A testemunha também relatou que o grupo teria apresentado informações como a existência de bombeiro civil e estrutura de segurança, o que posteriormente teria sido questionado.

Segundo o depoimento, o CNPJ apresentado não teria validade, o que levantou dúvidas sobre a regularidade da atuação da equipe.

“Na verdade, a gente foi descobrir agora que esse CNPJ nem existe”, disse.

Investigação aponta ausência de autorização e amadorismo

De acordo com a delegada responsável pelo caso, a investigação identificou indícios de falta de estrutura adequada, ausência de autorização para a atividade e possível amadorismo na condução dos trabalhos.

A apuração busca esclarecer se houve falhas graves na organização dos eventos e se essas condições podem ter relação com a morte de Maria Eduarda.
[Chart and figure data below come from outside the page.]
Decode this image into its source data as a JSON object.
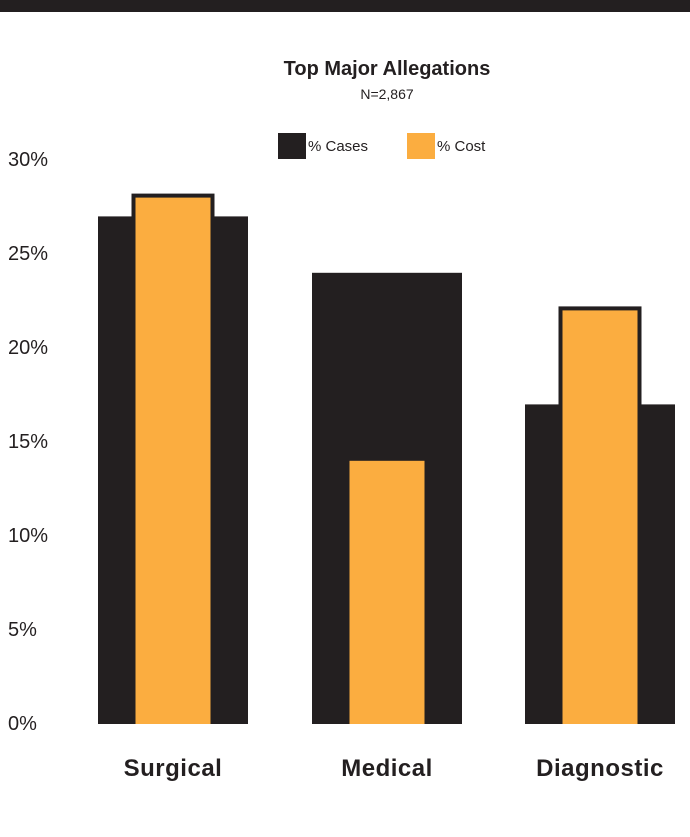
{
  "chart_data": {
    "type": "bar",
    "title": "Top Major Allegations",
    "subtitle": "N=2,867",
    "categories": [
      "Surgical",
      "Medical",
      "Diagnostic"
    ],
    "series": [
      {
        "name": "% Cases",
        "values": [
          27,
          24,
          17
        ],
        "color": "#231f20"
      },
      {
        "name": "% Cost",
        "values": [
          28,
          14,
          22
        ],
        "color": "#fbad40"
      }
    ],
    "ylim": [
      0,
      30
    ],
    "yticks": [
      "0%",
      "5%",
      "10%",
      "15%",
      "20%",
      "25%",
      "30%"
    ],
    "legend_position": "top-center",
    "grid": false
  }
}
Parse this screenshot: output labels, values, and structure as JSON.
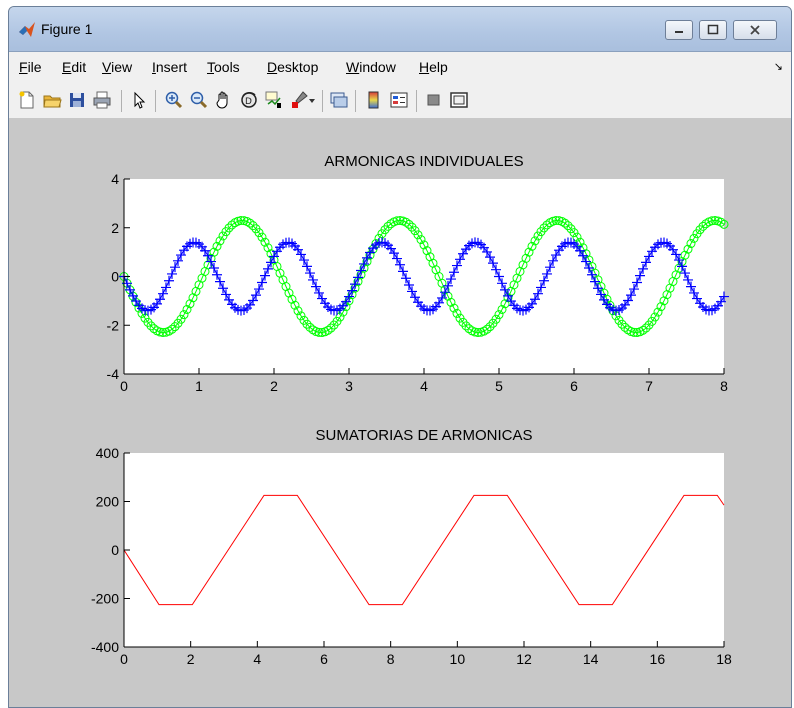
{
  "window": {
    "title": "Figure 1",
    "icon": "matlab-icon",
    "buttons": [
      "minimize-icon",
      "maximize-icon",
      "close-icon"
    ]
  },
  "menu": {
    "items": [
      {
        "label": "File"
      },
      {
        "label": "Edit"
      },
      {
        "label": "View"
      },
      {
        "label": "Insert"
      },
      {
        "label": "Tools"
      },
      {
        "label": "Desktop"
      },
      {
        "label": "Window"
      },
      {
        "label": "Help"
      }
    ]
  },
  "toolbar": {
    "icons": [
      "new-figure-icon",
      "open-file-icon",
      "save-icon",
      "print-icon",
      "edit-plot-icon",
      "zoom-in-icon",
      "zoom-out-icon",
      "pan-icon",
      "rotate-3d-icon",
      "data-cursor-icon",
      "brush-icon",
      "dropdown-icon",
      "link-plot-icon",
      "colorbar-icon",
      "legend-icon",
      "hide-plot-tools-icon",
      "show-plot-tools-icon"
    ]
  },
  "colors": {
    "series1": "#00ff00",
    "series2": "#0000ff",
    "series3": "#ff0000"
  },
  "chart_data": [
    {
      "type": "line",
      "title": "ARMONICAS INDIVIDUALES",
      "xlabel": "",
      "ylabel": "",
      "xlim": [
        0,
        8
      ],
      "ylim": [
        -4,
        4
      ],
      "xticks": [
        0,
        1,
        2,
        3,
        4,
        5,
        6,
        7,
        8
      ],
      "yticks": [
        -4,
        -2,
        0,
        2,
        4
      ],
      "grid": false,
      "series": [
        {
          "marker": "circle",
          "color": "#00ff00",
          "amplitude": 2.3,
          "period": 2.1,
          "phase": "-sin",
          "x_step": 0.04
        },
        {
          "marker": "plus",
          "color": "#0000ff",
          "amplitude": 1.4,
          "period": 1.25,
          "phase": "-sin",
          "x_step": 0.04
        }
      ]
    },
    {
      "type": "line",
      "title": "SUMATORIAS DE ARMONICAS",
      "xlabel": "",
      "ylabel": "",
      "xlim": [
        0,
        18
      ],
      "ylim": [
        -400,
        400
      ],
      "xticks": [
        0,
        2,
        4,
        6,
        8,
        10,
        12,
        14,
        16,
        18
      ],
      "yticks": [
        -400,
        -200,
        0,
        200,
        400
      ],
      "grid": false,
      "series": [
        {
          "color": "#ff0000",
          "x": [
            0,
            1.05,
            2.05,
            4.2,
            5.2,
            7.35,
            8.35,
            10.5,
            11.5,
            13.65,
            14.65,
            16.8,
            17.8,
            18
          ],
          "y": [
            0,
            -225,
            -225,
            225,
            225,
            -225,
            -225,
            225,
            225,
            -225,
            -225,
            225,
            225,
            185
          ]
        }
      ]
    }
  ]
}
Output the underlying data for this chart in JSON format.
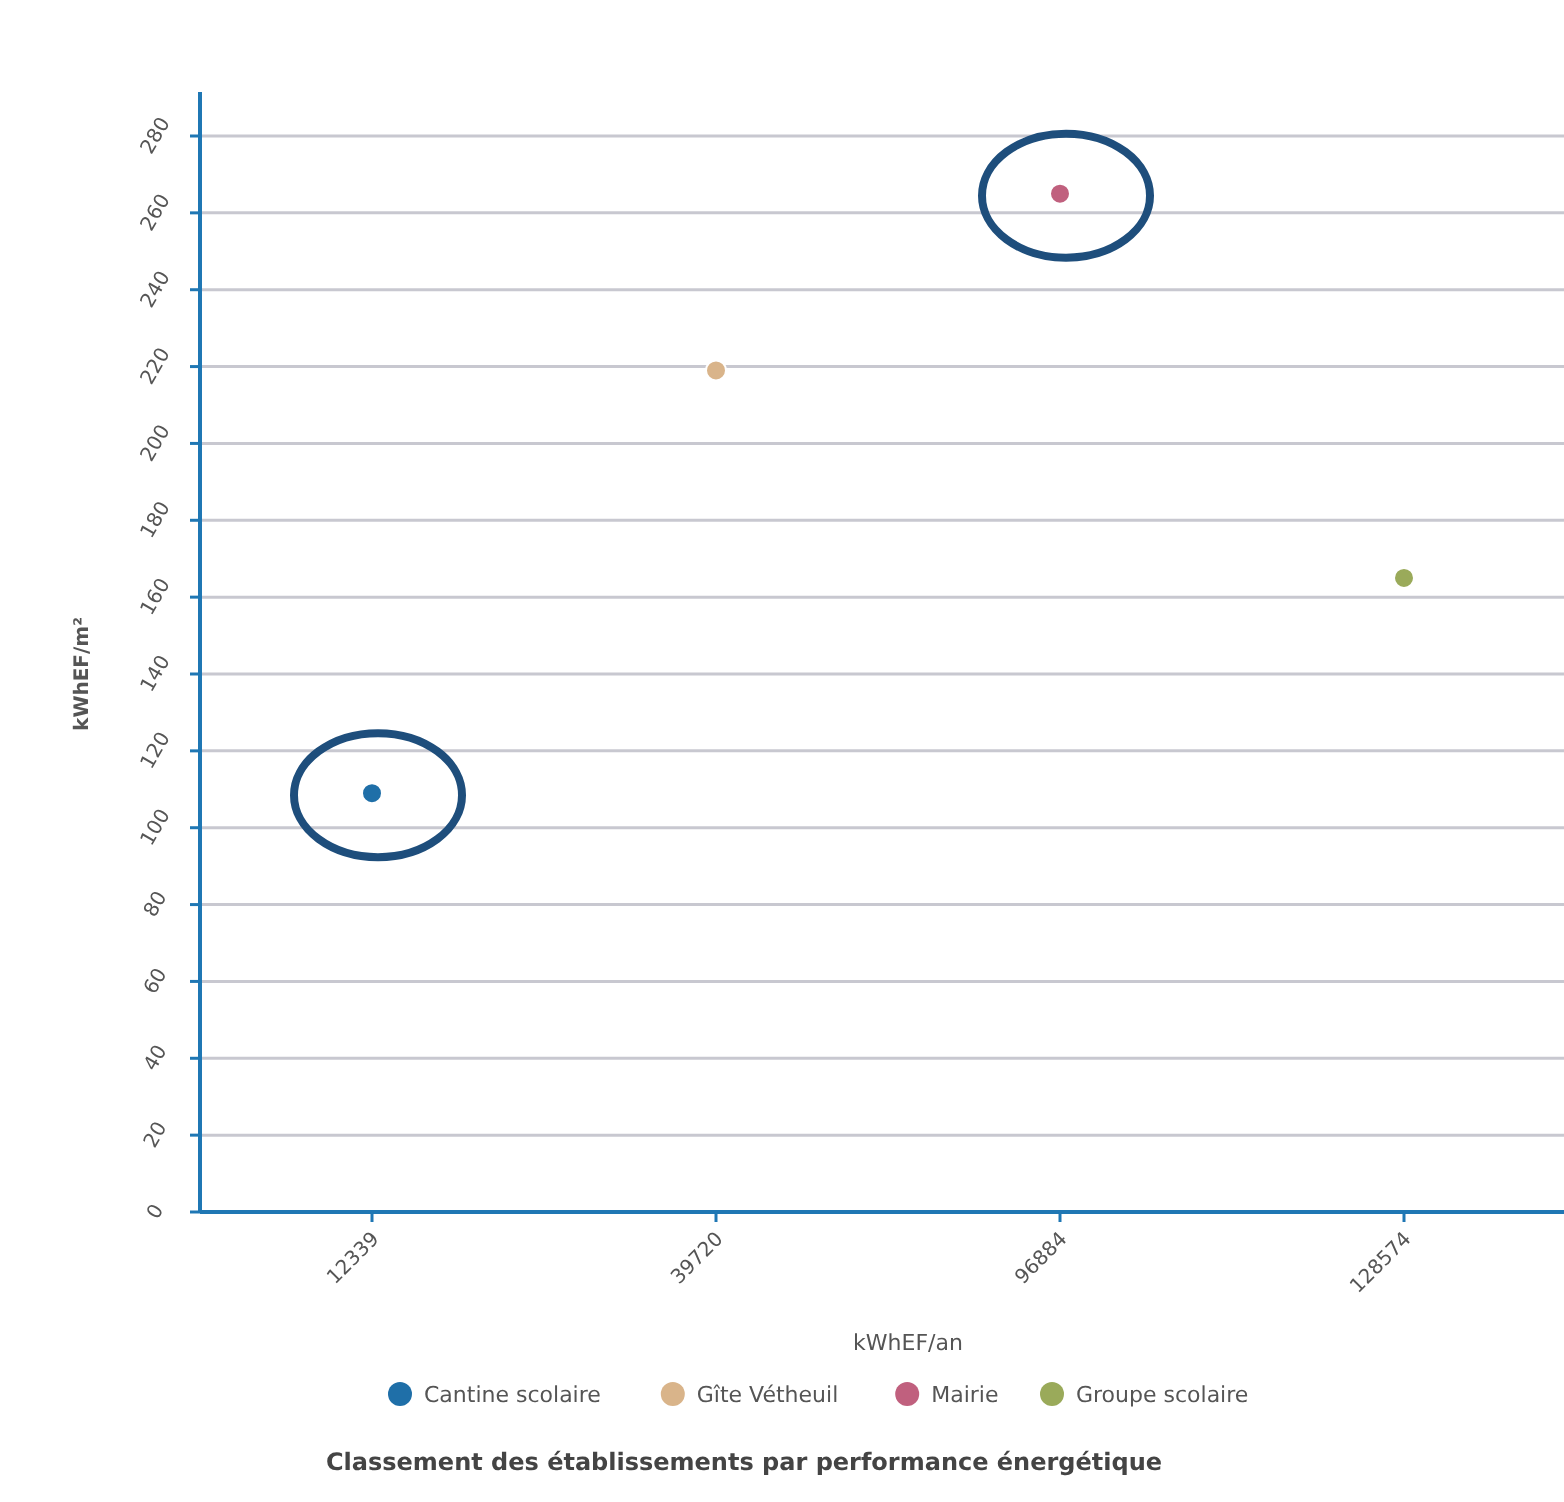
{
  "chart_data": {
    "type": "scatter",
    "title": "Classement des établissements par performance énergétique",
    "xlabel": "kWhEF/an",
    "ylabel": "kWhEF/m²",
    "categories": [
      "12339",
      "39720",
      "96884",
      "128574"
    ],
    "series": [
      {
        "name": "Cantine scolaire",
        "color": "#1f6fa8",
        "values": [
          109,
          null,
          null,
          null
        ]
      },
      {
        "name": "Gîte Vétheuil",
        "color": "#d9b48a",
        "values": [
          null,
          219,
          null,
          null
        ]
      },
      {
        "name": "Mairie",
        "color": "#c0607e",
        "values": [
          null,
          null,
          265,
          null
        ]
      },
      {
        "name": "Groupe scolaire",
        "color": "#9aaa5a",
        "values": [
          null,
          null,
          null,
          165
        ]
      }
    ],
    "ylim": [
      0,
      280
    ],
    "yticks": [
      0,
      20,
      40,
      60,
      80,
      100,
      120,
      140,
      160,
      180,
      200,
      220,
      240,
      260,
      280
    ],
    "grid": "y",
    "legend": "bottom",
    "marker": "circle"
  }
}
Grupo teria sido montado em curto período

A testemunha ainda destacou que a equipe teria sido formada em um intervalo considerado curto para o tipo de atividade desempenhada.

Segundo o relato, a construção da estrutura do grupo em poucos meses seria incompatível com o nível de organização exigido para eventos de risco.

“Em seis meses, a gente não consegue fazer o que nós levamos dez anos pra fazer”, afirmou.

Três investigados seguem sob análise

A Polícia Civil mantém três pessoas no foco das investigações. O objetivo é apurar a responsabilidade de cada envolvido, além de verificar a regularidade da empresa e possíveis irregularidades na documentação apresentada.